Caroline Moorehead

Agent Zo: the Polish blonde with nerves of steel

Clare Mulley celebrates the courage of Elzbieta Zawacka, who repeatedly risked her life in the second world war liaising between London and the Polish Resistance

Elzbieta Zawacka. [The General Elżbieta Zawacka Foundation (zawacka.pl) , Toruń, Poland] 
issue 18 May 2024

In recent years, far from diminishing, the number of books on the Nazis, Occupied Europe and the Holocaust – events that now lie three quarters of a century in the past – seem only to grow. New archives are opened and attics are raided for forgotten diaries and letters. One historian who has mined them with great skill is Clare Mulley, the author of books on spies and Hitler’s pilots. She has now unearthed a story about a bold and resolute Polish agent, Elzbieta Zawacka, who went by the name of Zo.

Her adventures are extraordinary, and their background is no less fascinating. Agent Zo is as much a book about Poland’s unhappy history, overrun both by the Germans and the Soviets and later abandoned by the Allies, as an account of the terrifying life led by Zo and her friends, whose chances of survival were very slim indeed.

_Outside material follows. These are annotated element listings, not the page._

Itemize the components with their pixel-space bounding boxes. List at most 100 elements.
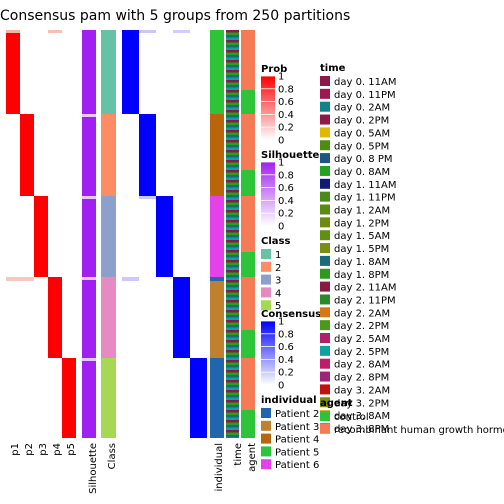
time-legend-swatch: [320, 217, 330, 228]
consensus-legend-gradient: [261, 321, 275, 385]
consensus-cell: [122, 277, 139, 281]
time-legend-label: day 1. 5AM: [334, 231, 390, 242]
agent-cell: [241, 330, 255, 358]
time-cell: [226, 220, 239, 223]
time-cell: [226, 412, 239, 415]
column-label: Class: [107, 443, 118, 469]
consensus-legend-tick-label: 0.8: [278, 329, 294, 340]
time-legend-title: time: [320, 63, 346, 74]
time-legend-label: day 2. 8PM: [334, 373, 389, 384]
time-cell: [226, 42, 239, 45]
prob-cell: [34, 196, 48, 277]
silhouette-legend-tick-label: 1: [278, 158, 284, 169]
time-legend-label: day 2. 8AM: [334, 360, 390, 371]
time-cell: [226, 200, 239, 203]
time-cell: [226, 190, 239, 193]
time-cell: [226, 415, 239, 418]
time-cell: [226, 195, 239, 198]
column-label: individual: [214, 443, 225, 492]
prob-cell: [62, 358, 76, 438]
time-cell: [226, 210, 239, 213]
time-cell: [226, 165, 239, 168]
time-legend-label: day 1. 8PM: [334, 270, 389, 281]
time-cell: [226, 312, 239, 315]
time-cell: [226, 252, 239, 255]
time-legend-label: day 1. 2AM: [334, 206, 390, 217]
time-cell: [226, 310, 239, 313]
time-cell: [226, 70, 239, 73]
time-legend-swatch: [320, 101, 330, 112]
time-legend-label: day 2. 2AM: [334, 308, 390, 319]
prob-legend-tick-label: 0.2: [278, 123, 294, 134]
time-cell: [226, 317, 239, 320]
time-cell: [226, 437, 239, 438]
time-cell: [226, 365, 239, 368]
class-legend-label: 2: [275, 263, 281, 274]
time-cell: [226, 110, 239, 113]
individual-legend-title: individual: [261, 395, 317, 406]
time-cell: [226, 40, 239, 43]
class-legend-swatch: [261, 287, 271, 298]
time-cell: [226, 302, 239, 305]
time-cell: [226, 292, 239, 295]
time-cell: [226, 205, 239, 208]
time-legend-swatch: [320, 320, 330, 331]
time-cell: [226, 425, 239, 428]
time-cell: [226, 127, 239, 130]
time-cell: [226, 140, 239, 143]
time-cell: [226, 107, 239, 110]
time-cell: [226, 245, 239, 248]
time-cell: [226, 55, 239, 58]
time-cell: [226, 37, 239, 40]
time-cell: [226, 432, 239, 435]
individual-legend-swatch: [261, 408, 271, 418]
individual-legend-swatch: [261, 420, 271, 431]
consensus-cell: [156, 196, 173, 277]
time-cell: [226, 332, 239, 335]
consensus-cell: [190, 358, 207, 438]
time-cell: [226, 187, 239, 190]
column-label: p5: [66, 443, 77, 456]
agent-cell: [241, 170, 255, 196]
time-cell: [226, 175, 239, 178]
time-cell: [226, 342, 239, 345]
column-label: agent: [247, 443, 258, 472]
time-cell: [226, 322, 239, 325]
time-cell: [226, 272, 239, 275]
silhouette-cell: [82, 358, 96, 361]
time-legend-swatch: [320, 127, 330, 138]
prob-cell: [6, 30, 20, 114]
time-legend-swatch: [320, 243, 330, 254]
agent-cell: [241, 252, 255, 277]
time-cell: [226, 90, 239, 93]
consensus-legend-tick-label: 0.2: [278, 368, 294, 379]
time-legend-swatch: [320, 88, 330, 99]
time-cell: [226, 217, 239, 220]
time-legend-swatch: [320, 358, 330, 369]
time-cell: [226, 357, 239, 360]
agent-legend-label: control: [334, 412, 369, 423]
time-legend-label: day 0. 11PM: [334, 90, 396, 101]
time-cell: [226, 387, 239, 390]
time-cell: [226, 392, 239, 395]
time-legend-label: day 0. 8 PM: [334, 154, 393, 165]
time-cell: [226, 120, 239, 123]
class-cell: [101, 196, 116, 277]
consensus-legend-tick-label: 1: [278, 317, 284, 328]
individual-legend-label: Patient 2: [275, 409, 319, 420]
class-cell: [101, 358, 116, 438]
time-cell: [226, 347, 239, 350]
time-cell: [226, 325, 239, 328]
agent-cell: [241, 358, 255, 410]
time-legend-swatch: [320, 371, 330, 382]
time-cell: [226, 275, 239, 278]
time-cell: [226, 100, 239, 103]
time-cell: [226, 335, 239, 338]
consensus-legend-tick-label: 0.6: [278, 342, 294, 353]
silhouette-legend-title: Silhouette: [261, 150, 320, 161]
silhouette-cell: [82, 277, 96, 280]
time-cell: [226, 367, 239, 370]
time-cell: [226, 45, 239, 48]
prob-cell: [6, 277, 20, 281]
time-legend-label: day 0. 5AM: [334, 128, 390, 139]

The seventh of eight children in a family living in what had been, until the first world war, German-occupied territory, Zo grew up bilingual in Polish and German. She was in her thirties, with a higher degree in mathematics, when the Molotov-Ribbentrop pact in August 1939 agreed to the partition of Poland under the Soviet and German spheres of influence. By late September much of Poland was under occupation, whether by the Germans or the Red Army. Repression followed swiftly. Businesses were nationalised, political parties were banned and schools were closed down. In the German part, thousands of Polish citizens, either Jewish or people refusing to be turned into ethnic Germans, were deported to concentration camps. Those who planned to resist either fled to the Polish armed forces regrouping outside the country or joined the clandestine Home Army.

Zo, a blonde, blue-eyed woman who looked younger than her age, had been involved with the Polish Women’s Military Training programme, the PWK, since the late 1920s.